Under the cloud of threatening war, it is humanity hanging from a cross of iron.”

– Dwight D Eisenhower

This is where I probably lose you.

As promised, this blog is about magick and change. Here comes the change part, and by change I mean social and political change. Even worse, I am going to put my two cents in on horrific recent events. Don’t worry I’ll tie it into magick as well.

I believe in the idea of currents, themes that run through our society that influence everything. It’s hard to deny that violence is a current that flows strongly through our culture here in the US. Obviously, other people are violent, but it’s hard to deny that the US goes off the scale. We kill ourselves and other people far more often than other first-world countries, and most second and third as well.

Where does it come from? You can’t say it’s just human nature, otherwise everyone would be like us. My pagan friends tell me I shouldn’t attack Christianity, that they are just on a different spiritual path.

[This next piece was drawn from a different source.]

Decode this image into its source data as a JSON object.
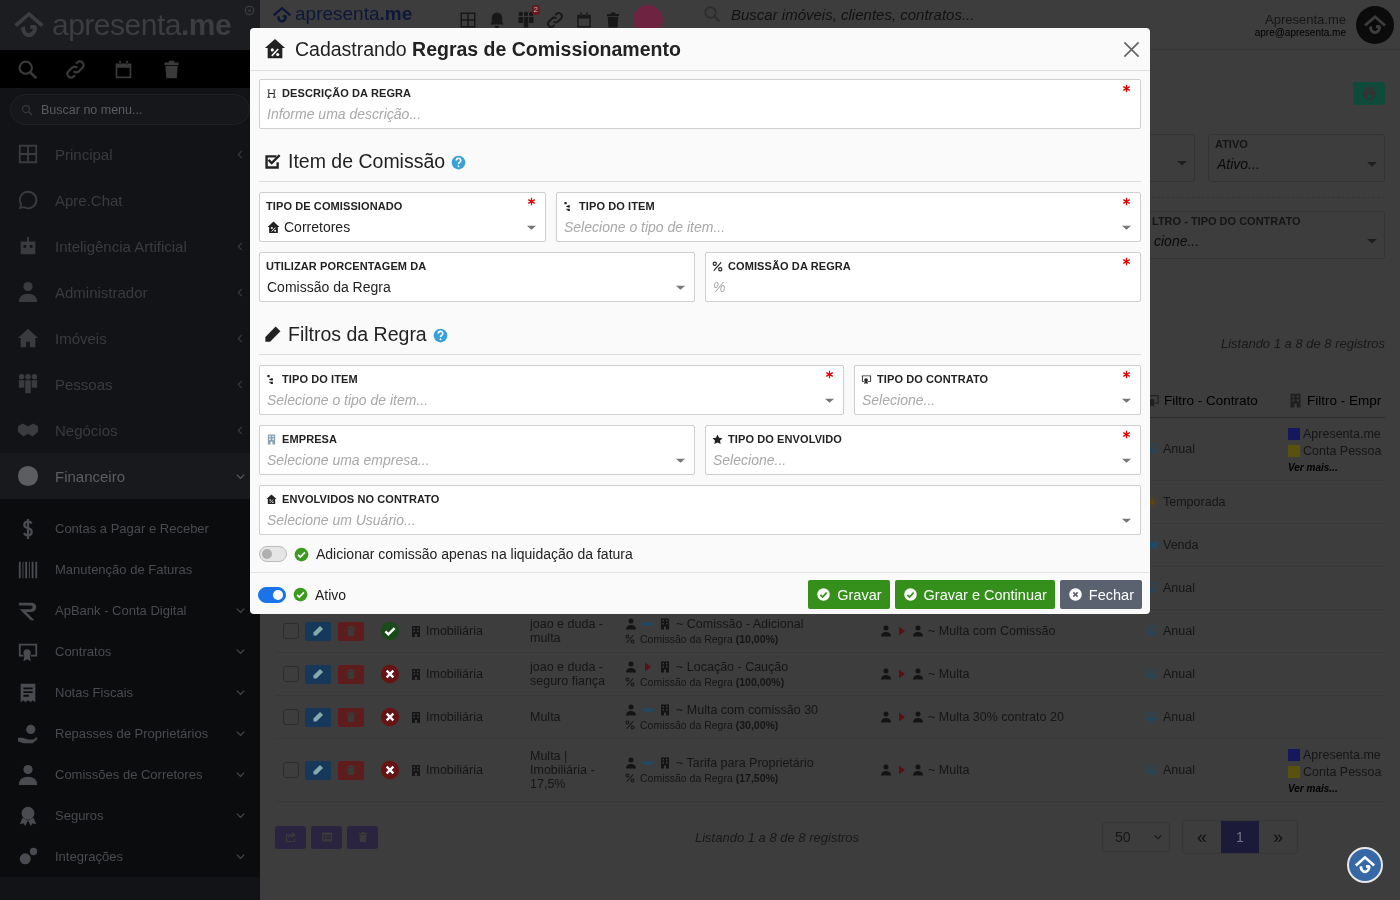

This is true, to an extent, but an examination of their doctrine gives me cause for concern. If the creator God, the ultimate good-guy (from modern Christian perspective), has no problem slaughtering all the first born of Egypt, committing genocide, killing infants, what does that say about your religion? Christianity without a doubt has been one of the strongest currents in Western society, and in the US we find a higher percentage of people still believing than anywhere else in the West.

But that can’t be the whole picture. Our propensity for violence, our willingness to slaughter innocents goes deeper than that. Let’s examine the history of warfare from a perspective you don’t usually get.

In ancient times, armies battled and took cities, usually killing half the inhabitants and hauling off others as slaves. The ratio of civilian deaths to soldiers was about even, with perhaps more civilian causalities depending on the war.

Then, in the Middle Ages, something strange happened, at least in Europe. That ratio changed dramatically, where it was almost entirely combatants that died in war. This went all the way up to World War II.

A lot of people still look at WW II as the “good” war. While our enemies did perpetrate crimes of the highest magnitude, does that justify using such tactics against them? Aerial bombing increased civilian deaths to a ratio of 2:1.

Every war since then has only gotten worse, with some current estimates at 10:1. This is completely intentional. The US decided after WW II that the strength of our army comes from air superiority. We designed an army that would kill even more civilians.

Second rule of morality: You are responsible for not only the intended consequences of your actions, but also the inevitable consequences. Whenever the US decides to go to war with the army we have, we decide to kill that country’s innocent civilians. When President Obama asked for ideas on how to reduce violence in our society, perhaps the first thing he can do is stop bombing children in Pakistan and Yemen. Like it or not, we are a warlike society. What does it say about our national character that we spend more on killing people than all the other nations combined?

There is good news. We created this, and we can unmake it. We can change the currents in our society. As magi, we have a duty to use everything at our disposal, physical and mystical, to change things for the better.

 

Addendum 12/23/12

Once again, Noam Chomsky can make half my point more elegantly and succinctly.

”One of the questions asked in that study was, How many Vietnamese casualties would you estimate that there were during the Vietnam war? The average response on the part of Americans today is about 100,000. The official figure is about two million. The actual figure is probably three to four million. The people who conducted the study raised an appropriate question: What would we think about German political culture if, when you asked people today how many Jews died in the Holocaust, they estimated about 300,000? What would that tell us about German political culture?”